I've sold the MG and haven't seen the inside of a prison for 15 years. It's been some time since I've smelled a stockyard or heard a pig's squeal. I remain anti-carnivoran and anti-antibody. I've come to feel less about suffering, though, and to think about it more. It's not compassion that I attend to now so much as Absolute Reason. It doesn't make sense that we please ourselves by abusing others. Whether it's in tearing at the flesh as animal incarnate or in its torture in the guise of incarcerated felons, universal sadism makes no sense.

What is most foolish is the claim that the butchery and torture of the flesh is not gratuitous. The claim that we need animal flesh in our diet is obviously wrong millions of people around the world avoid its ingestion and function well. The pretence that incarceration is moral retribution is equally ridiculous. Somehow, these impoverished, unlucky, poorly defended, chemically addicted people are said to deserve their shackles. The missing premise is that anyone who can't avoid prison deserves to be there.

Still, I don't feel much empathy for the incarcerated. Even though they have been de-fleshed (for what else could incarceration mean?), the few convicts I have known well were not likeable. They were peculiar men with moldy aspirations. My objection to their treatment is that it twists the flesh of Absolute Reason.

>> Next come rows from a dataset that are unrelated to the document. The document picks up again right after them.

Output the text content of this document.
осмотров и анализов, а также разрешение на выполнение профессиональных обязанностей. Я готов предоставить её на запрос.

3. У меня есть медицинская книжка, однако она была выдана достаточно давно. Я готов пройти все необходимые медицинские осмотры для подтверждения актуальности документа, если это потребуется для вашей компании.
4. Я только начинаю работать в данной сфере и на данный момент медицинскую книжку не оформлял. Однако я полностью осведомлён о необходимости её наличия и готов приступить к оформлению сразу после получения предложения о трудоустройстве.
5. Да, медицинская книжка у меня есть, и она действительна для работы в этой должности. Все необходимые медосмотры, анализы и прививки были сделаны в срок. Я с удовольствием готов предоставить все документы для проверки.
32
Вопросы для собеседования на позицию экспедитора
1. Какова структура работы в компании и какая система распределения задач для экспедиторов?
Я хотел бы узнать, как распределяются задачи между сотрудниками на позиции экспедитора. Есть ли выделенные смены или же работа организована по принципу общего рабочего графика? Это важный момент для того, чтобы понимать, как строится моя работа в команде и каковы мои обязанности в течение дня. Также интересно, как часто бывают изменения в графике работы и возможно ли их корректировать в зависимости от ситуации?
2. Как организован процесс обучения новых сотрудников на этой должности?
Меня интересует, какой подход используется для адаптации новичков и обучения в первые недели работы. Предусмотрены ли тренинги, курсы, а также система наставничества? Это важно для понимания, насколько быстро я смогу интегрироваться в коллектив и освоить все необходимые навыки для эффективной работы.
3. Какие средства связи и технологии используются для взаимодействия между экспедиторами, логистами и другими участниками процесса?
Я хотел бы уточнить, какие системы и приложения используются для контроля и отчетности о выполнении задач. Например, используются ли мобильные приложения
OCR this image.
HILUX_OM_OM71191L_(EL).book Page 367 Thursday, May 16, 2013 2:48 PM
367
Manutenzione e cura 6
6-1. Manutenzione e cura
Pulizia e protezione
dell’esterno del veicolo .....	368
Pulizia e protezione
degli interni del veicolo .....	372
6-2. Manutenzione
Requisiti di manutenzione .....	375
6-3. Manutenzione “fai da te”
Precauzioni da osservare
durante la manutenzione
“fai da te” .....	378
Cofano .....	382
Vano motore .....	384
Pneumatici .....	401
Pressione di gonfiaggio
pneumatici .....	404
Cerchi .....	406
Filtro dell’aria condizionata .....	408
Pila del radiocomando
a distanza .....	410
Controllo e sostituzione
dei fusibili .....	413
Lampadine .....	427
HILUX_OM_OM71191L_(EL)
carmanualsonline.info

There is a Hegelian thread here, a connection between the carnivorous slicing of the flesh and the incarceration of the felon's body. It's a cruel unleashing of sadistic power against the weakest of the world's flesh, this butchering of abandoned animals and torture of caged men. Eating flesh and locking up dangerous men is antirational because both actions mutilate Absolute Reason's body. It is a sacrilege against the sacred unity of human and animal on the one hand, the internecine dance of right and wrong on the other.

If Hegel teaches us anything, it is that the Absolute is enveloped by flesh. There is one body, the incarnation of destiny. Fate is a whole, an intimate organic unity that binds every fleshly being. The carving up of flesh that characterizes our space and time is Absolute self-flagellation, a danse macabre of self-loathing, bigotry, and sadism. Fools think we can slip past the Absolute, name the steer and pig meat and call the shamed and shattered men criminals, and in these names negate our Absolute unity with them. This denial is the ultimate sacrilege because it blasphemes the very flesh in which the Absolute roams the earth.

All flesh is the unified incarnation of Absolute meaning and destiny. Refusing to abandon the flesh at its weakest, this is my non-empathetic embrace of Reason. How could I have feelings of identity with the Absolute? After all is said and done, Absolute Reason is the perpetrator of its own victimization. I know this about the Absolute, but I do not empathize with it. I wouldn't want to be like that. I love Reason, but don't find it likeable.

I have finally learned to love the Absolute and to love the fleshly destiny of my own geographical history. While this love denies empathy and compassion, it nevertheless affirms my incarnation and my unity with the butchered and shackled. It reveals the three of us as metaphors of our space and time, of our moment. Absolute Reason, above all, makes sense of nonsense, of cruelty, of the sadistic dance that defines our world. I no longer feel anguish over the sizzle of butchered steer. My heart does not cringe at the jarring crash of steel cell doors. No, now I feel less because I know more. The Absolute is, was, and always will be incarnate, alive, and vulnerable. As am I, as are we all.